Predicting the potential physiological outcome(s) of any given molecular pathway is complex because of cross-talk with other pathways. This is particularly evident in the case of the nuclear hormone receptor and canonical Wnt pathways, which regulate cell growth and proliferation, differentiation, apoptosis, and metastatic potential in numerous tissues. These pathways are known to intersect at many levels: in the intracellular space, at the membrane, in the cytoplasm, and within the nucleus. The outcomes of these interactions are important in the control of stem cell differentiation and maintenance, feedback loops, and regulating oncogenic potential. The aim of this review is to demonstrate the importance of considering pathway cross-talk when predicting functional outcomes of signaling, using nuclear hormone receptor/canonical Wnt pathway cross-talk as an example.

Figure 1. Wnt and NHR Crosstalk in Stem Cell Differentiation

(A) Differentiation of mesenchymal stem cells is modulated by the key regulators PPARγ (adipogenesis) and Wnt (osteogenesis). A host of NHRs play a role in modulating the activity of these two key regulators. Glucocorticoid inhibits Wnt signaling by increasing the expression of Wnt antagonists DKK and sFRP (extracellular) and Axin (intracellular) and also by decreasing the expression of Wnts. PPARγ is also able to inhibit Wnt signaling by inducing the degradation of β-catenin under specific conditions. VDR can modulate differentiation by inhibiting DKK and sFRP, which pushes the cells towards osteoblast differentiation. Wnt, itself, can propagate osteogenesis by inhibiting PPARγ activity via the expression of Cyclin D1 and c-myc, which bind to PPARγ and inhibit its activity. β-catenin also increases the expression COUP-TFII, which represses PPARγ transcription. (B) Embryonic stem cells differentiate down a neuronal path under the influence of retinoic acid (RA), which is known to inhibit the Wnt pathway. RA activity also induces body axis extension in the developing embryo. This Wnt inhibition is, in part, effected by an RA-mediated increase in Wnt antagonists, Fzd and DKK. Wnts are responsible for caudal development in the mouse and dorsal development in the frog. A potential negative-feedback loop occurs during Wnt-mediated inhibition of CYP26, an enzyme that metabolizes RA. (C) Keratinocyte stem cells differentiate into sebocytes, follicle keratinocytes or epidermal keratinocytes, which comprise the interfollicular epidermis. VDR and β-catenin cooperate to induce differentiation into follicle keratinocytes, however, perturbation of β-catenin or VDR (independently of each other) leads to cysts that contain epidermal keratinocytes and sebocytes.
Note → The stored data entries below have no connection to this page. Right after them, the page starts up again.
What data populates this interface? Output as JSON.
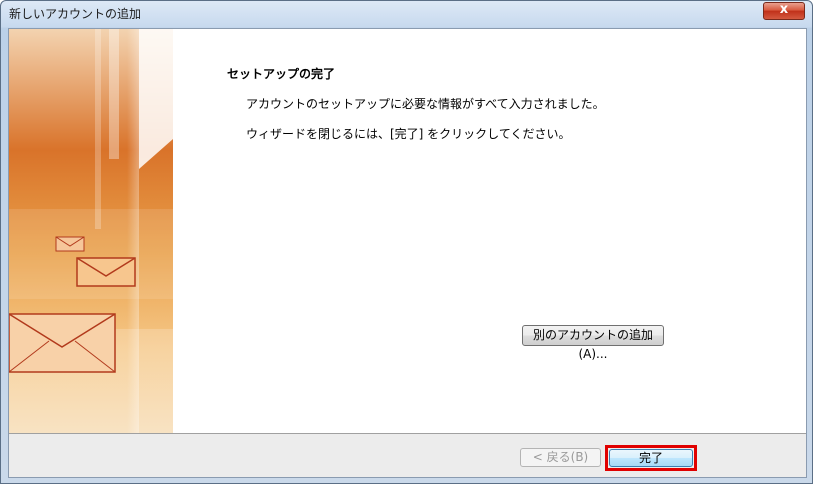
{
  "window": {
    "title": "新しいアカウントの追加",
    "close_label": "x"
  },
  "content": {
    "heading": "セットアップの完了",
    "message_1": "アカウントのセットアップに必要な情報がすべて入力されました。",
    "message_2": "ウィザードを閉じるには、[完了] をクリックしてください。"
  },
  "buttons": {
    "add_another_account": "別のアカウントの追加(A)...",
    "back": "< 戻る(B)",
    "finish": "完了"
  },
  "colors": {
    "highlight": "#e00000",
    "art_orange": "#e58a2c"
  }
}
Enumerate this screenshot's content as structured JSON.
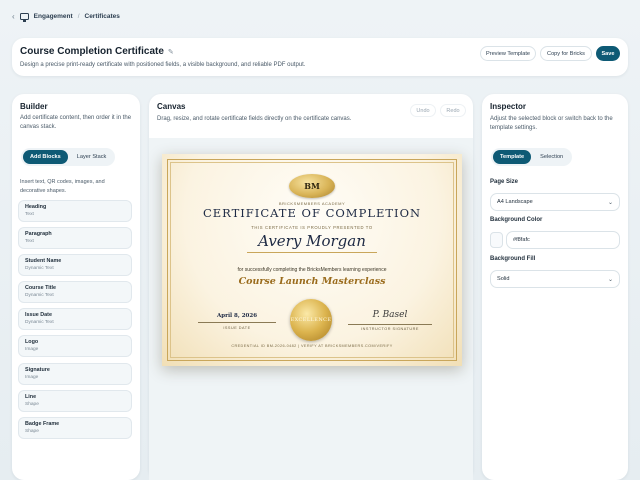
{
  "breadcrumb": {
    "section": "Engagement",
    "page": "Certificates"
  },
  "header": {
    "title": "Course Completion Certificate",
    "subtitle": "Design a precise print-ready certificate with positioned fields, a visible background, and reliable PDF output.",
    "preview_label": "Preview Template",
    "copy_label": "Copy for Bricks",
    "save_label": "Save"
  },
  "builder": {
    "title": "Builder",
    "subtitle": "Add certificate content, then order it in the canvas stack.",
    "tabs": [
      "Add Blocks",
      "Layer Stack"
    ],
    "active_tab": "Add Blocks",
    "hint": "Insert text, QR codes, images, and decorative shapes.",
    "blocks": [
      {
        "name": "Heading",
        "type": "Text"
      },
      {
        "name": "Paragraph",
        "type": "Text"
      },
      {
        "name": "Student Name",
        "type": "Dynamic Text"
      },
      {
        "name": "Course Title",
        "type": "Dynamic Text"
      },
      {
        "name": "Issue Date",
        "type": "Dynamic Text"
      },
      {
        "name": "Logo",
        "type": "Image"
      },
      {
        "name": "Signature",
        "type": "Image"
      },
      {
        "name": "Line",
        "type": "Shape"
      },
      {
        "name": "Badge Frame",
        "type": "Shape"
      }
    ]
  },
  "canvas": {
    "title": "Canvas",
    "subtitle": "Drag, resize, and rotate certificate fields directly on the certificate canvas.",
    "undo_label": "Undo",
    "redo_label": "Redo"
  },
  "certificate": {
    "logo_text": "BM",
    "academy": "BRICKSMEMBERS ACADEMY",
    "title": "CERTIFICATE OF COMPLETION",
    "presented": "THIS CERTIFICATE IS PROUDLY PRESENTED TO",
    "student": "Avery Morgan",
    "for_text": "for successfully completing the BricksMembers learning experience",
    "course": "Course Launch Masterclass",
    "date": "April 8, 2026",
    "date_label": "ISSUE DATE",
    "seal_text": "EXCELLENCE",
    "signature": "P. Basel",
    "signature_label": "INSTRUCTOR SIGNATURE",
    "credential": "CREDENTIAL ID BM-2026-0482 | VERIFY AT BRICKSMEMBERS.COM/VERIFY"
  },
  "inspector": {
    "title": "Inspector",
    "subtitle": "Adjust the selected block or switch back to the template settings.",
    "tabs": [
      "Template",
      "Selection"
    ],
    "active_tab": "Template",
    "page_size_label": "Page Size",
    "page_size": "A4 Landscape",
    "bg_color_label": "Background Color",
    "bg_color": "#f8fafc",
    "bg_fill_label": "Background Fill",
    "bg_fill": "Solid"
  },
  "colors": {
    "accent": "#0e5a75",
    "gold": "#c9a65a",
    "navy": "#1e2a44"
  }
}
Figure 2. β-Catenin-Mediated Crosstalk with NHRs in the Nucleus

Degrees of transcriptional activation/repression are indicated on a scale with + being activation, ++ being increased activation, +++ being synergistic activation, and − being inhibition. (A) TCF and NHR compete for binding to β-Catenin. In the presence of agonist, activated NHR usurps β-catenin from TCF:β-catenin complexes. This synergistically activates NHR-responsive genes. At the same time, TCF, in the absence of β-catenin, is able to repress its gene promoters. (B) TCF and NHR compete for co-activators other than β-catenin. Activated NHR recruits p300 away from TCF:β-Catenin complexes, decreasing or inhibiting Wnt responsive genes, while enhancing NHR-regulated genes. (C) β-catenin is recruited to adherens junctions. E-cadherin is a transcriptional target of activated NHRs. Once it is translated, it can recruit cytoplasmic β-catenin to the membrane, preventing it from co-activating both Wnt responsive genes and NHR responsive genes. (D) NHRs bind TCF and β-catenin. NHRs can bind to TCF/LEF family members and repress genes by recruiting classical NHR co-repressors such as NCoR/SMRT and classical TCF co-repressors such as TLE. β-catenin may, or may not be found in the same complex with TCF/NHR/co-repressors. The transcriptional outcome of β-catenin binding the same complex is still unclear.